M. Lu, D. Tan, N. Xiong, Z. Chen, H. Li. 2019

     
GNN representation

The online programing services, such as Github, TopCoder, and EduCoder, have promoted a lot of social interactions among the service users. However, the existing social interactions is rather limited and inefficient due to the rapid increasing of source-code repositories, which is difficult to explore manually. The emergence of source-code mining provides a promising way to analyze those source codes, so that those source codes can be relatively easy to understand and share among those service users. Among all the source-code mining attempts,program classification lays a foundation for various tasks related to source-code understanding, because it is impossible for a machine to understand a computer program if it cannot classify the program correctly.

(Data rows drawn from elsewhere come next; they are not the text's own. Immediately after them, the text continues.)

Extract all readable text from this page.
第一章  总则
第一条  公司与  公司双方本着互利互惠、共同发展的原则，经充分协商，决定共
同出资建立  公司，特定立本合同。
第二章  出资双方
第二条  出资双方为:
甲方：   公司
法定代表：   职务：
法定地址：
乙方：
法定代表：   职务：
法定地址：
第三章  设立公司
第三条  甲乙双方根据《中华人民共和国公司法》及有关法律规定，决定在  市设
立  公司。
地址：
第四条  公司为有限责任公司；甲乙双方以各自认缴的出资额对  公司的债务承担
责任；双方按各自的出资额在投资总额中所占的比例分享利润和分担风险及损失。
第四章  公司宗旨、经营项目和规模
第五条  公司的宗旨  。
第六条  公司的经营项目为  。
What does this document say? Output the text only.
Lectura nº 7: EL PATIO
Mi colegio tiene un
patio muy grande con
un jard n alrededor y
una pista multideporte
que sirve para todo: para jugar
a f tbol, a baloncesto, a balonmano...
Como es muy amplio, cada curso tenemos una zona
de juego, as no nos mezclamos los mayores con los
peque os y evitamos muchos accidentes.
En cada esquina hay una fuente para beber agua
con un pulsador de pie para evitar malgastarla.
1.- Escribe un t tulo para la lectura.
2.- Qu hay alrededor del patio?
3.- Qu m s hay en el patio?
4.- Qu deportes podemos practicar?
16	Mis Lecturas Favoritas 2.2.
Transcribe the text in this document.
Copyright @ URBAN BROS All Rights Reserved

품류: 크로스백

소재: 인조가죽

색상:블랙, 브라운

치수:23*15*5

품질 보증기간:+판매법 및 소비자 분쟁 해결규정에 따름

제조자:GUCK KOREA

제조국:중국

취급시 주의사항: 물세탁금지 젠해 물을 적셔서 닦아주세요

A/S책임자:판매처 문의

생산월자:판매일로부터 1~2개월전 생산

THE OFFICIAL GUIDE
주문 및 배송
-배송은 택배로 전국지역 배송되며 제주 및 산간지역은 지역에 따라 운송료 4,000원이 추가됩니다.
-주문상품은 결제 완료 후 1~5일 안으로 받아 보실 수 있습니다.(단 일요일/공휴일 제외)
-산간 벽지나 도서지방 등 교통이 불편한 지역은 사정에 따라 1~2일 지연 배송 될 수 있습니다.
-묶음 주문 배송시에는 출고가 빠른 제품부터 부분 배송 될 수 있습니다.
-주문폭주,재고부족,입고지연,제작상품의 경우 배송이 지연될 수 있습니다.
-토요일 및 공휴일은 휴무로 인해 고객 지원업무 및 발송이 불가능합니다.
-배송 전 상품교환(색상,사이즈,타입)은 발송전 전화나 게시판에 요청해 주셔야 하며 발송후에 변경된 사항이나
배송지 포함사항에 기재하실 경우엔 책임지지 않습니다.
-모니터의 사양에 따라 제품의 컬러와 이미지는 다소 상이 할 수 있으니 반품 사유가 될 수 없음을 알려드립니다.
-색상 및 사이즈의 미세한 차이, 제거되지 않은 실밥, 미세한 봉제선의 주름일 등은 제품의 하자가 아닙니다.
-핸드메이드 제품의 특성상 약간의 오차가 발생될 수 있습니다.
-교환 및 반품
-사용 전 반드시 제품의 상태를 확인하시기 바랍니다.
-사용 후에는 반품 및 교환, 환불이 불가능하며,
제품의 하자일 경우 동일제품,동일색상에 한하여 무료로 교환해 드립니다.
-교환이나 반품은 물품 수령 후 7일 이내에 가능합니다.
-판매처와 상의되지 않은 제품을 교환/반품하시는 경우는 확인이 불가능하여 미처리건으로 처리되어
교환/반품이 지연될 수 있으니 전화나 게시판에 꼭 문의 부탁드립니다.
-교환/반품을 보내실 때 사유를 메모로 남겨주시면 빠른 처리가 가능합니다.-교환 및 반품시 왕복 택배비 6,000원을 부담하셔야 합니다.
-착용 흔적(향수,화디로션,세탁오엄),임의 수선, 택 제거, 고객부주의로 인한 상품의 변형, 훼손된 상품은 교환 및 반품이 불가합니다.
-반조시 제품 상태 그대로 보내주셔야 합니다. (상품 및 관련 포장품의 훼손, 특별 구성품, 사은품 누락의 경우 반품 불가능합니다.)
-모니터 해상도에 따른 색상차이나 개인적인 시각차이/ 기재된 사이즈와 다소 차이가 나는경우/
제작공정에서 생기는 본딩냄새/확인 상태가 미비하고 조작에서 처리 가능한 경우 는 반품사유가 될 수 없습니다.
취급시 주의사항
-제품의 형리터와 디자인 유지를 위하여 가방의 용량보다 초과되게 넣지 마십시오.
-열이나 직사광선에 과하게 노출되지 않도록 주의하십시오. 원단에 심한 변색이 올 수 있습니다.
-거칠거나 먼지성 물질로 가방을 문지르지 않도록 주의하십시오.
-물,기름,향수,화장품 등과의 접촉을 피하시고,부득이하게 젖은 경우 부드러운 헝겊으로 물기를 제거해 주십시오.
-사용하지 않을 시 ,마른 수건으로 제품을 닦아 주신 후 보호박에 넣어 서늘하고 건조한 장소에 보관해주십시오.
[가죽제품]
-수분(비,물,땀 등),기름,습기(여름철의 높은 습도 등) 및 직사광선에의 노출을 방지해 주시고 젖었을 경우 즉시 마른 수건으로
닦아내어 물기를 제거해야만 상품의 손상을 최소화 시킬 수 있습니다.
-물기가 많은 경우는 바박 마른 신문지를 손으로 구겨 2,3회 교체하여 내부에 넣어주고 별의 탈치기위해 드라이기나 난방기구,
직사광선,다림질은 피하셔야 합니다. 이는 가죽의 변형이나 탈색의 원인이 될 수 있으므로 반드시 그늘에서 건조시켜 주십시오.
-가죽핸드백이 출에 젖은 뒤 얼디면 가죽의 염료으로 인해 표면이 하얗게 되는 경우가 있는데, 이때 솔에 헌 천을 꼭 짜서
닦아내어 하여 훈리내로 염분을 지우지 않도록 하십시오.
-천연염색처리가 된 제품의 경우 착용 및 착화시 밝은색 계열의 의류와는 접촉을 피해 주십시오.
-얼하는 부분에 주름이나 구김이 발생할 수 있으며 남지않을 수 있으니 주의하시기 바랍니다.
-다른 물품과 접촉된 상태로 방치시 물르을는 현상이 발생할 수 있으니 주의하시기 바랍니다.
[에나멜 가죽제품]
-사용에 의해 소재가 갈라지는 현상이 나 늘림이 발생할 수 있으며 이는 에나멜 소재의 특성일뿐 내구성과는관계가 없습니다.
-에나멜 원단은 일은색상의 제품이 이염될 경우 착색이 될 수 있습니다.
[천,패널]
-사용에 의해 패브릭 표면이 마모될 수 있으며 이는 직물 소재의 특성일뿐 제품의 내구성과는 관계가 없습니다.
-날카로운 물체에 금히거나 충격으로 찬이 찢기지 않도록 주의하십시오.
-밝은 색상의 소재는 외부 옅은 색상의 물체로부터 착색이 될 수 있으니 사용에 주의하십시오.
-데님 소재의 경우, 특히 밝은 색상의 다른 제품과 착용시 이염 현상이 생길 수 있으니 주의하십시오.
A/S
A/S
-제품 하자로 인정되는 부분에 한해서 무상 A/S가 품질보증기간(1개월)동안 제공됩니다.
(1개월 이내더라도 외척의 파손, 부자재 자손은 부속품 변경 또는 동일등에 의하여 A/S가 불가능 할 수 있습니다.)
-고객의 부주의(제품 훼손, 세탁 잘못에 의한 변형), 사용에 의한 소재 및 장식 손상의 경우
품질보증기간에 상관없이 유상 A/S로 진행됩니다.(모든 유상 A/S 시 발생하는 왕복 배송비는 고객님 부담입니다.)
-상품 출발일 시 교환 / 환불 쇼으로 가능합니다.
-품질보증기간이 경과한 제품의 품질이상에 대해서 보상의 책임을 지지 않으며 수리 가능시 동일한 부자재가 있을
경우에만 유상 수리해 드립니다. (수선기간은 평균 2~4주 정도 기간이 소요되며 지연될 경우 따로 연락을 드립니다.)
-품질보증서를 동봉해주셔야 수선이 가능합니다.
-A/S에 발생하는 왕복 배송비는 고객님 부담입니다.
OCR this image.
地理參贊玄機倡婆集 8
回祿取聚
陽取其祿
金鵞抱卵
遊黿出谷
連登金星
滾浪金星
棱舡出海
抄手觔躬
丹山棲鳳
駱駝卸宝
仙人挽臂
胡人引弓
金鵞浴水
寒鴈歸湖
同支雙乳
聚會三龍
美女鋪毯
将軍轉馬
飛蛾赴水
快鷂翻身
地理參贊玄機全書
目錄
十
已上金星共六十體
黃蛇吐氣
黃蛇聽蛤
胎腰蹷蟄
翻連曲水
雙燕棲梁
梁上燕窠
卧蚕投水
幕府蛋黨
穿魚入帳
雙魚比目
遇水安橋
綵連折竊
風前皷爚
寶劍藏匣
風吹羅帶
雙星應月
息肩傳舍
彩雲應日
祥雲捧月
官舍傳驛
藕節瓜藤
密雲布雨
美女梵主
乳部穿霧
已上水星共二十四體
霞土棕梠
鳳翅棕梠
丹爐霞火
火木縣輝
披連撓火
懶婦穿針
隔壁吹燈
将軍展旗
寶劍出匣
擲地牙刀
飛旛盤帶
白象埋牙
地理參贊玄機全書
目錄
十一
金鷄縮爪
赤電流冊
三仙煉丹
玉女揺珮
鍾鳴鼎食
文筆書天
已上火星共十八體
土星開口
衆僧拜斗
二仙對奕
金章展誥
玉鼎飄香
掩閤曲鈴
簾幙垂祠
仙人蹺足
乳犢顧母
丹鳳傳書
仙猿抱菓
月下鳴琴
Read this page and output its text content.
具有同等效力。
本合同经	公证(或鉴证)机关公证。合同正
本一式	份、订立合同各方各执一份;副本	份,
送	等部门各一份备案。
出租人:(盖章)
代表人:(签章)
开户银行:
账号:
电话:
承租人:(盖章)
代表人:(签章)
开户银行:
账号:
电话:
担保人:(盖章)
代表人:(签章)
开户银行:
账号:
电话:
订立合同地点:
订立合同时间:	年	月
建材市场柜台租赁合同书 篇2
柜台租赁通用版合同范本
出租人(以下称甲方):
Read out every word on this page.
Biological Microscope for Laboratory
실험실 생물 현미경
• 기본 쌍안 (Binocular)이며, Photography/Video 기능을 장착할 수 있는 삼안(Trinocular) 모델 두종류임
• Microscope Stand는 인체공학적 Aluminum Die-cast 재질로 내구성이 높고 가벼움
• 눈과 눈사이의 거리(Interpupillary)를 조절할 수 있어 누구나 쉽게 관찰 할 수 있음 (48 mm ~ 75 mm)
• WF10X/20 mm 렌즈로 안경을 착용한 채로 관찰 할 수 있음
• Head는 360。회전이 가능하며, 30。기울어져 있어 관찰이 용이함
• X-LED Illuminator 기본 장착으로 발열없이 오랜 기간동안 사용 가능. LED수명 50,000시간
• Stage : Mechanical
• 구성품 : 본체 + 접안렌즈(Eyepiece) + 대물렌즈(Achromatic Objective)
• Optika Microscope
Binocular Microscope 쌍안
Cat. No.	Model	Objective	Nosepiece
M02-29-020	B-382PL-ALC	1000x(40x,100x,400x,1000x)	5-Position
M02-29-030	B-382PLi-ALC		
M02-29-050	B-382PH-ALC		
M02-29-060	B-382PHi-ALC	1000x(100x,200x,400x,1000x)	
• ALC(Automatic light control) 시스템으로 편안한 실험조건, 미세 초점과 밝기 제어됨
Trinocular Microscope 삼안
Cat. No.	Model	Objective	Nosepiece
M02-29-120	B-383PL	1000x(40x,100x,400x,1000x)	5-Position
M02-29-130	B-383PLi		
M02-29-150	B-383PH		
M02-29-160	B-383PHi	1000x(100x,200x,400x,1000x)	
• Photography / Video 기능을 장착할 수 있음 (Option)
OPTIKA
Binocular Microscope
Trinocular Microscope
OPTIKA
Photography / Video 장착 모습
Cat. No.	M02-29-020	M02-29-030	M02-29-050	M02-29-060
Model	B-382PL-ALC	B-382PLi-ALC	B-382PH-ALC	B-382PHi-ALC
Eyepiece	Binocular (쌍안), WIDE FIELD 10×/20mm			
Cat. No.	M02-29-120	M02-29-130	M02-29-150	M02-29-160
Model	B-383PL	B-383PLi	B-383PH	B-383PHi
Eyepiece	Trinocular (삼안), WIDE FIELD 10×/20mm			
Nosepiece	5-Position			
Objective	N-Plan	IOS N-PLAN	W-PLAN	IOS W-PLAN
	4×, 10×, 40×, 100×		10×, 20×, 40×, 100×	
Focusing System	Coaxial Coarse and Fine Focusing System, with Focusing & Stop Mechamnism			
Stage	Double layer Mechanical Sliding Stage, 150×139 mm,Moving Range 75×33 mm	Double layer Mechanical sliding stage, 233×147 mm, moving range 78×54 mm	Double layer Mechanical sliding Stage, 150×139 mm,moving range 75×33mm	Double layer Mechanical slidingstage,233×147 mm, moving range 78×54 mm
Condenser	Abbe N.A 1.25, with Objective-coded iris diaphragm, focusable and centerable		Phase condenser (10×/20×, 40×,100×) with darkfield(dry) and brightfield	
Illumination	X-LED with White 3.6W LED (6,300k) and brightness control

Although numerous machine learning models, such as the Natural Language Processing (NLP) based models and the Abstract Syntax Tree (AST) based models, have been proposed to classify computer programs based on their corresponding source codes, the existing works cannot fully characterize the source codes from the perspective of both the syntax and semantic information. To address this problem, we proposed a Graph Neural Network (GNN) based model, which integrates data flow and function call information to the AST,and applies an improved GNN model to the integrated graph, so as to achieve the state-of-art program classification accuracy. The experiment results have shown that the proposed work can classify programs with accuracy over 97%.